Fig. 3: KO-miR-127-3p relieved autophagy and neurological impairment in vivo.

A Vector construction drawing of KO-miR-127-3p rats. B The examination of miR-127-3p expression in KO-miR-127-3p. F0 founders PCR screening: the molecular weight of wild type is 677 bp, # 25 missing 133 bp, # 34 missing 129 bp. F1 founders PCR screening: the molecular weight of wild type is 677 bp, # 24, 26 #, # 28 missing 133 bp, # 13, # 14, # 16 missing 129 bp. C, D TTC staining of rat brains. Images above the graph show representative slices from each group. Brains were sliced, stained with TTC, and fixed to delineate live (red) from dead or infarcted tissue (white). Infarcts were quantified by planimetry and expressed as a percentage of risk zones. Scale bar =1 cm. E Zea-longa score of rats. F Results of body weight.
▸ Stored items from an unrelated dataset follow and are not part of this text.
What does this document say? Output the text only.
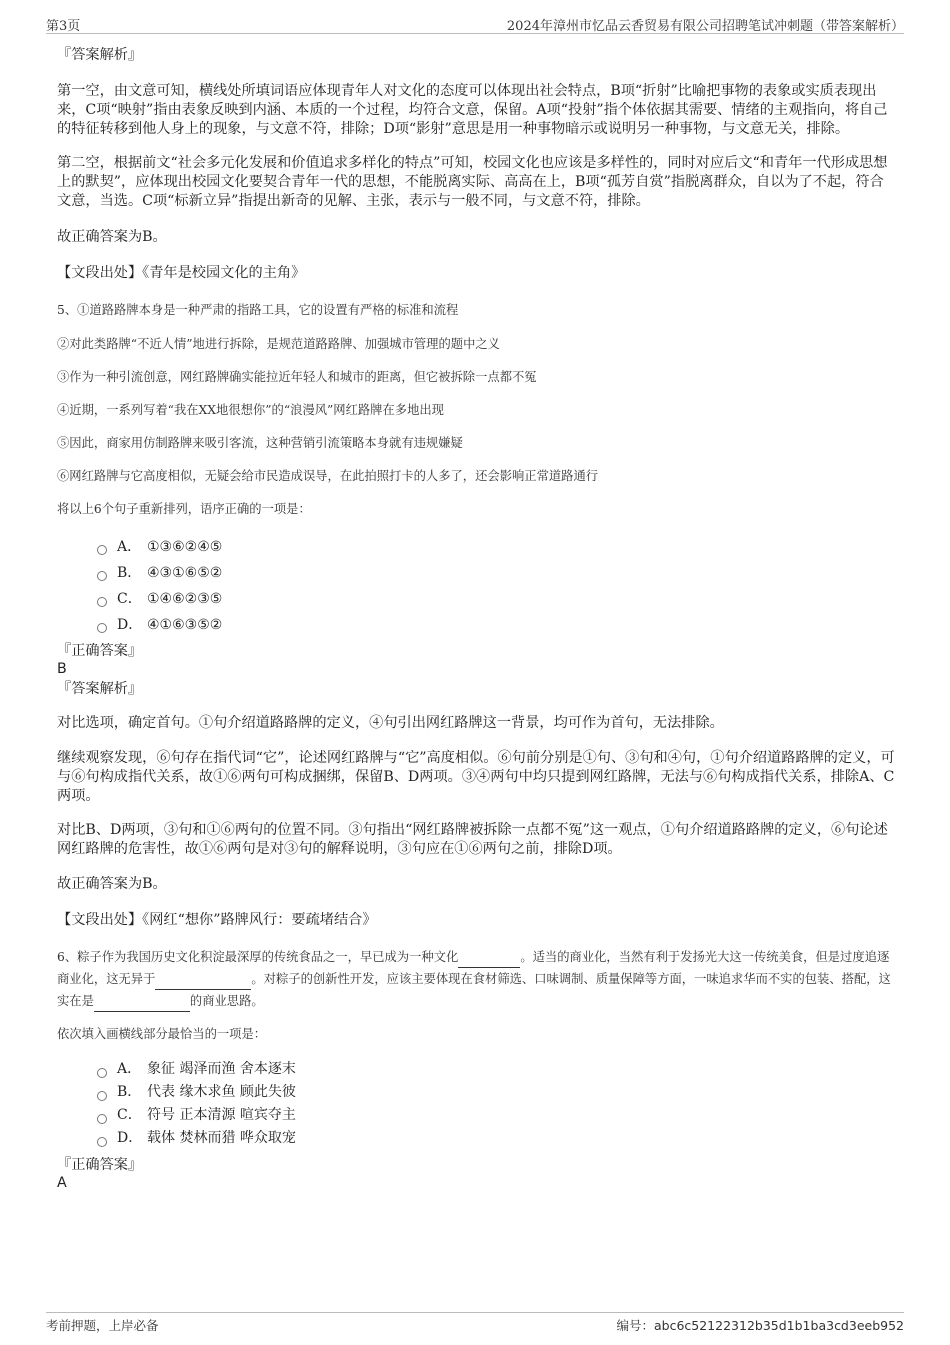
第3页	2024年漳州市忆品云香贸易有限公司招聘笔试冲刺题（带答案解析）

『答案解析』

第一空，由文意可知，横线处所填词语应体现青年人对文化的态度可以体现出社会特点，B项“折射”比喻把事物的表象或实质表现出来，C项“映射”指由表象反映到内涵、本质的一个过程，均符合文意，保留。A项“投射”指个体依据其需要、情绪的主观指向，将自己的特征转移到他人身上的现象，与文意不符，排除；D项“影射”意思是用一种事物暗示或说明另一种事物，与文意无关，排除。

第二空，根据前文“社会多元化发展和价值追求多样化的特点”可知，校园文化也应该是多样性的，同时对应后文“和青年一代形成思想上的默契”，应体现出校园文化要契合青年一代的思想，不能脱离实际、高高在上，B项“孤芳自赏”指脱离群众，自以为了不起，符合文意，当选。C项“标新立异”指提出新奇的见解、主张，表示与一般不同，与文意不符，排除。

故正确答案为B。

【文段出处】《青年是校园文化的主角》

5、①道路路牌本身是一种严肃的指路工具，它的设置有严格的标准和流程

②对此类路牌“不近人情”地进行拆除，是规范道路路牌、加强城市管理的题中之义

③作为一种引流创意，网红路牌确实能拉近年轻人和城市的距离，但它被拆除一点都不冤

④近期，一系列写着“我在XX地很想你”的“浪漫风”网红路牌在多地出现

⑤因此，商家用仿制路牌来吸引客流，这种营销引流策略本身就有违规嫌疑

⑥网红路牌与它高度相似，无疑会给市民造成误导，在此拍照打卡的人多了，还会影响正常道路通行

将以上6个句子重新排列，语序正确的一项是：

A． ①③⑥②④⑤
B． ④③①⑥⑤②
C． ①④⑥②③⑤
D． ④①⑥③⑤②

『正确答案』

B

『答案解析』

对比选项，确定首句。①句介绍道路路牌的定义，④句引出网红路牌这一背景，均可作为首句，无法排除。

继续观察发现，⑥句存在指代词“它”，论述网红路牌与“它”高度相似。⑥句前分别是①句、③句和④句，①句介绍道路路牌的定义，可与⑥句构成指代关系，故①⑥两句可构成捆绑，保留B、D两项。③④两句中均只提到网红路牌，无法与⑥句构成指代关系，排除A、C两项。

对比B、D两项，③句和①⑥两句的位置不同。③句指出“网红路牌被拆除一点都不冤”这一观点，①句介绍道路路牌的定义，⑥句论述网红路牌的危害性，故①⑥两句是对③句的解释说明，③句应在①⑥两句之前，排除D项。

故正确答案为B。

【文段出处】《网红“想你”路牌风行：要疏堵结合》

6、粽子作为我国历史文化积淀最深厚的传统食品之一，早已成为一种文化	。适当的商业化，当然有利于发扬光大这一传统美食，但是过度追逐商业化，这无异于	。对粽子的创新性开发，应该主要体现在食材筛选、口味调制、质量保障等方面，一味追求华而不实的包装、搭配，这实在是	的商业思路。

依次填入画横线部分最恰当的一项是：

A． 象征 竭泽而渔 舍本逐末
B． 代表 缘木求鱼 顾此失彼
C． 符号 正本清源 喧宾夺主
D． 载体 焚林而猎 哗众取宠

『正确答案』

A

考前押题，上岸必备	编号：abc6c52122312b35d1b1ba3cd3eeb952
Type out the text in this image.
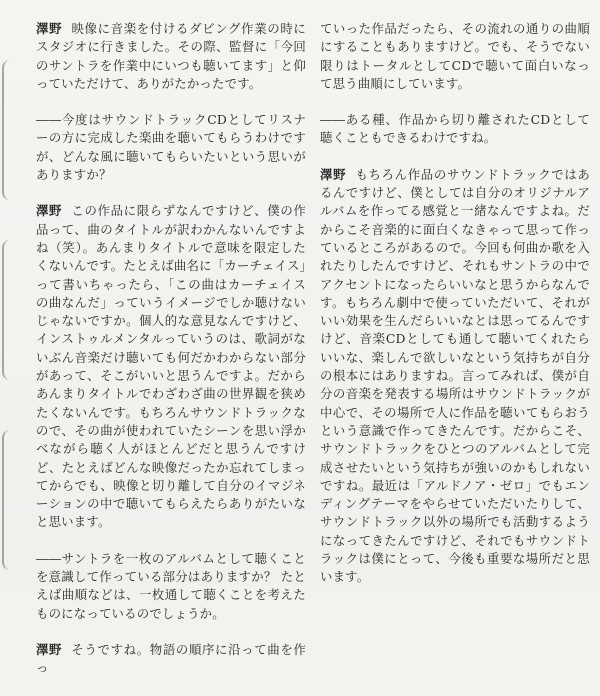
澤野 映像に音楽を付けるダビング作業の時にスタジオに行きました。その際、監督に「今回のサントラを作業中にいつも聴いてます」と仰っていただけて、ありがたかったです。

――今度はサウンドトラックCDとしてリスナーの方に完成した楽曲を聴いてもらうわけですが、どんな風に聴いてもらいたいという思いがありますか？

澤野 この作品に限らずなんですけど、僕の作品って、曲のタイトルが訳わかんないんですよね（笑）。あんまりタイトルで意味を限定したくないんです。たとえば曲名に「カーチェイス」って書いちゃったら、「この曲はカーチェイスの曲なんだ」っていうイメージでしか聴けないじゃないですか。個人的な意見なんですけど、インストゥルメンタルっていうのは、歌詞がないぶん音楽だけ聴いても何だかわからない部分があって、そこがいいと思うんですよ。だからあんまりタイトルでわざわざ曲の世界観を狭めたくないんです。もちろんサウンドトラックなので、その曲が使われていたシーンを思い浮かべながら聴く人がほとんどだと思うんですけど、たとえばどんな映像だったか忘れてしまってからでも、映像と切り離して自分のイマジネーションの中で聴いてもらえたらありがたいなと思います。

――サントラを一枚のアルバムとして聴くことを意識して作っている部分はありますか？ たとえば曲順などは、一枚通して聴くことを考えたものになっているのでしょうか。

澤野 そうですね。物語の順序に沿って曲を作っ

ていった作品だったら、その流れの通りの曲順にすることもありますけど。でも、そうでない限りはトータルとしてCDで聴いて面白いなって思う曲順にしています。

――ある種、作品から切り離されたCDとして聴くこともできるわけですね。

澤野 もちろん作品のサウンドトラックではあるんですけど、僕としては自分のオリジナルアルバムを作ってる感覚と一緒なんですよね。だからこそ音楽的に面白くなきゃって思って作っているところがあるので。今回も何曲か歌を入れたりしたんですけど、それもサントラの中でアクセントになったらいいなと思うからなんです。もちろん劇中で使っていただいて、それがいい効果を生んだらいいなとは思ってるんですけど、音楽CDとしても通して聴いてくれたらいいな、楽しんで欲しいなという気持ちが自分の根本にはありますね。言ってみれば、僕が自分の音楽を発表する場所はサウンドトラックが中心で、その場所で人に作品を聴いてもらおうという意識で作ってきたんです。だからこそ、サウンドトラックをひとつのアルバムとして完成させたいという気持ちが強いのかもしれないですね。最近は「アルドノア・ゼロ」でもエンディングテーマをやらせていただいたりして、サウンドトラック以外の場所でも活動するようになってきたんですけど、それでもサウンドトラックは僕にとって、今後も重要な場所だと思います。
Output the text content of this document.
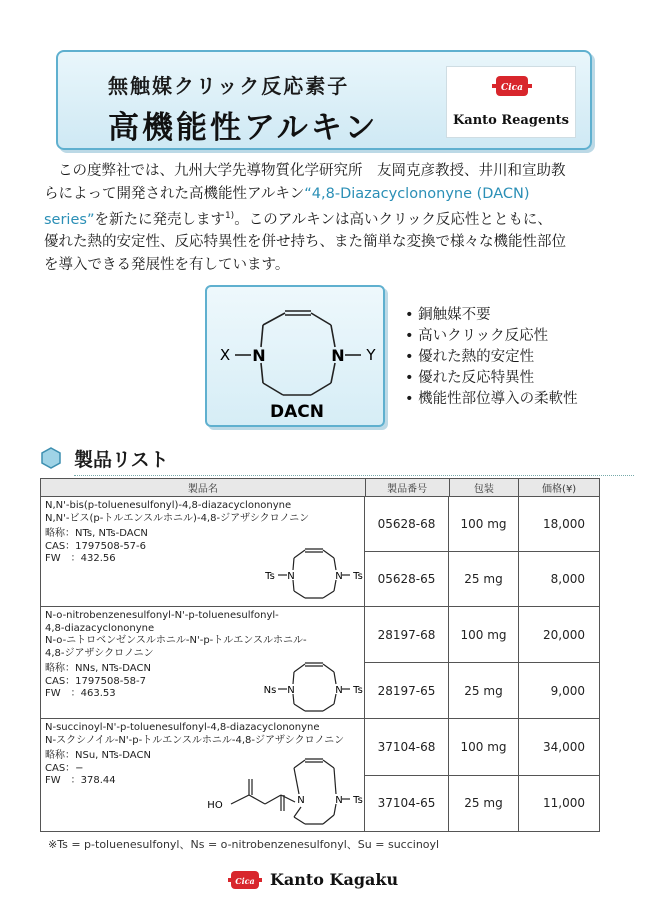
無触媒クリック反応素子
高機能性アルキン
Cica
Kanto Reagents
この度弊社では、九州大学先導物質化学研究所　友岡克彦教授、井川和宣助教
らによって開発された高機能性アルキン“4,8-Diazacyclononyne (DACN)
series”を新たに発売します$^{1)}$。このアルキンは高いクリック反応性とともに、
優れた熱的安定性、反応特異性を併せ持ち、また簡単な変換で様々な機能性部位
を導入できる発展性を有しています。
X N	N Y
DACN
• 銅触媒不要
• 高いクリック反応性
• 優れた熱的安定性
• 優れた反応特異性
• 機能性部位導入の柔軟性
製品リスト
製品名	製品番号	包装	価格(¥)
N,N'-bis(p-toluenesulfonyl)-4,8-diazacyclononyne
N,N'-ビス(p-トルエンスルホニル)-4,8-ジアザシクロノニン
略称：NTs, NTs-DACN
CAS：1797508-57-6
FW　：432.56
Ts N	N Ts
05628-68	100 mg	18,000
05628-65	25 mg	8,000
N-o-nitrobenzenesulfonyl-N'-p-toluenesulfonyl-
4,8-diazacyclononyne
N-o-ニトロベンゼンスルホニル-N'-p-トルエンスルホニル-
4,8-ジアザシクロノニン
略称：NNs, NTs-DACN
CAS：1797508-58-7
FW　：463.53	Ns N	N Ts
28197-68	100 mg	20,000
28197-65	25 mg	9,000
N-succinoyl-N'-p-toluenesulfonyl-4,8-diazacyclononyne
N-スクシノイル-N'-p-トルエンスルホニル-4,8-ジアザシクロノニン
略称：NSu, NTs-DACN
CAS：−
FW　：378.44
HO	N	N Ts
37104-68	100 mg	34,000
37104-65	25 mg	11,000
※Ts = p-toluenesulfonyl、Ns = o-nitrobenzenesulfonyl、Su = succinoyl
Cica Kanto Kagaku
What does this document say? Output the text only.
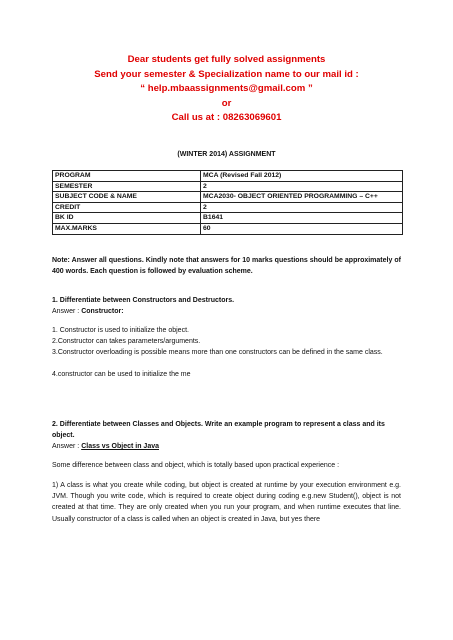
Dear students get fully solved assignments
Send your semester & Specialization name to our mail id :
“ help.mbaassignments@gmail.com ”
or
Call us at : 08263069601
(WINTER 2014) ASSIGNMENT
PROGRAM	MCA (Revised Fall 2012)
SEMESTER	2
SUBJECT CODE & NAME	MCA2030- OBJECT ORIENTED PROGRAMMING – C++
CREDIT	2
BK ID	B1641
MAX.MARKS	60
Note: Answer all questions. Kindly note that answers for 10 marks questions should be approximately of 400 words. Each question is followed by evaluation scheme.
1. Differentiate between Constructors and Destructors.
Answer : Constructor:
1. Constructor is used to initialize the object.
2.Constructor can takes parameters/arguments.
3.Constructor overloading is possible means more than one constructors can be defined in the same class.
4.constructor can be used to initialize the me
2. Differentiate between Classes and Objects. Write an example program to represent a class and its object.
Answer : Class vs Object in Java
Some difference between class and object, which is totally based upon practical experience :
1) A class is what you create while coding, but object is created at runtime by your execution environment e.g. JVM. Though you write code, which is required to create object during coding e.g.new Student(), object is not created at that time. They are only created when you run your program, and when runtime executes that line. Usually constructor of a class is called when an object is created in Java, but yes there
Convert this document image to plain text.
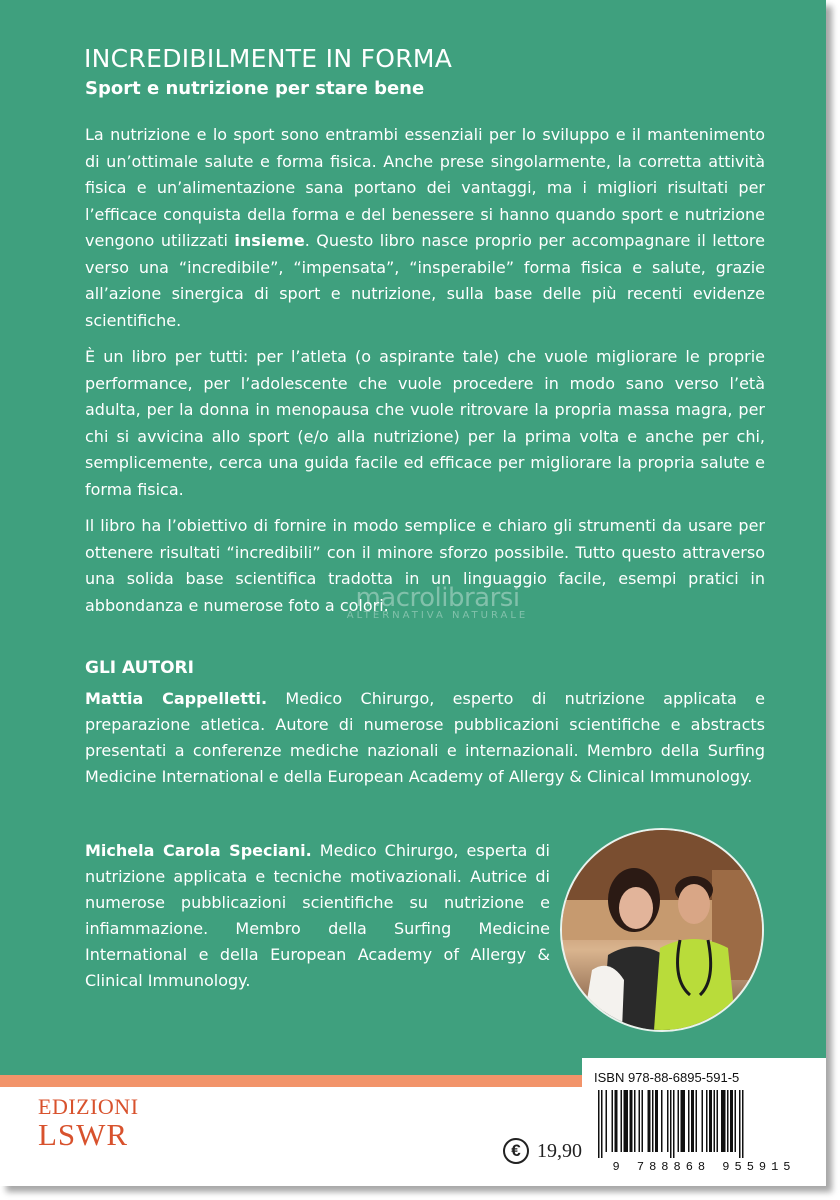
INCREDIBILMENTE IN FORMA
Sport e nutrizione per stare bene

La nutrizione e lo sport sono entrambi essenziali per lo sviluppo e il mantenimento di un’ottimale salute e forma fisica. Anche prese singolarmente, la corretta attività fisica e un’alimentazione sana portano dei vantaggi, ma i migliori risultati per l’efficace conquista della forma e del benessere si hanno quando sport e nutrizione vengono utilizzati insieme. Questo libro nasce proprio per accompagnare il lettore verso una “incredibile”, “impensata”, “insperabile” forma fisica e salute, grazie all’azione sinergica di sport e nutrizione, sulla base delle più recenti evidenze scientifiche.

È un libro per tutti: per l’atleta (o aspirante tale) che vuole migliorare le proprie performance, per l’adolescente che vuole procedere in modo sano verso l’età adulta, per la donna in menopausa che vuole ritrovare la propria massa magra, per chi si avvicina allo sport (e/o alla nutrizione) per la prima volta e anche per chi, semplicemente, cerca una guida facile ed efficace per migliorare la propria salute e forma fisica.

Il libro ha l’obiettivo di fornire in modo semplice e chiaro gli strumenti da usare per ottenere risultati “incredibili” con il minore sforzo possibile. Tutto questo attraverso una solida base scientifica tradotta in un linguaggio facile, esempi pratici in abbondanza e numerose foto a colori.

macrolibrarsi
ALTERNATIVA NATURALE
GLI AUTORI
Mattia Cappelletti. Medico Chirurgo, esperto di nutrizione applicata e preparazione atletica. Autore di numerose pubblicazioni scientifiche e abstracts presentati a conferenze mediche nazionali e internazionali. Membro della Surfing Medicine International e della European Academy of Allergy & Clinical Immunology.
Michela Carola Speciani. Medico Chirurgo, esperta di nutrizione applicata e tecniche motivazionali. Autrice di numerose pubblicazioni scientifiche su nutrizione e infiammazione. Membro della Surfing Medicine International e della European Academy of Allergy & Clinical Immunology.
EDIZIONI
LSWR	€ 19,90
ISBN 978-88-6895-591-5
9 788868 955915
G, H Grip times and righting reflex time were assessed in 2 d, 3 d, 4 d, and 5 d after HI. I Time on rota rod was assessed in 22 d and 25 d after HI. J Number of crossing in 28 days. K Latency to plant forms. L Representative EM images of autophagic vacuoles were shown. Scale bar = 250 nm. The arrows depict autophagosomes. M, N Right cerebral blood flow of HI rats. O, P–R The levels of P62, ATG12, Beclin-1, LC3 I, and LC3II were detected by WB in Sham group, HI group and KO-miR-127-3p group. Data are shown as mean ± s.d. **P < 0.01 with one-way ANOVA or Kruskal–Wallis, n = 6. HI hypoxic ischemic, KO knock out, WB western blot, TTC 2,3,5-triphenyl-2H-tetrazolium chloride, D days, WT wild type, Mut mutant, NC negative control, H hours.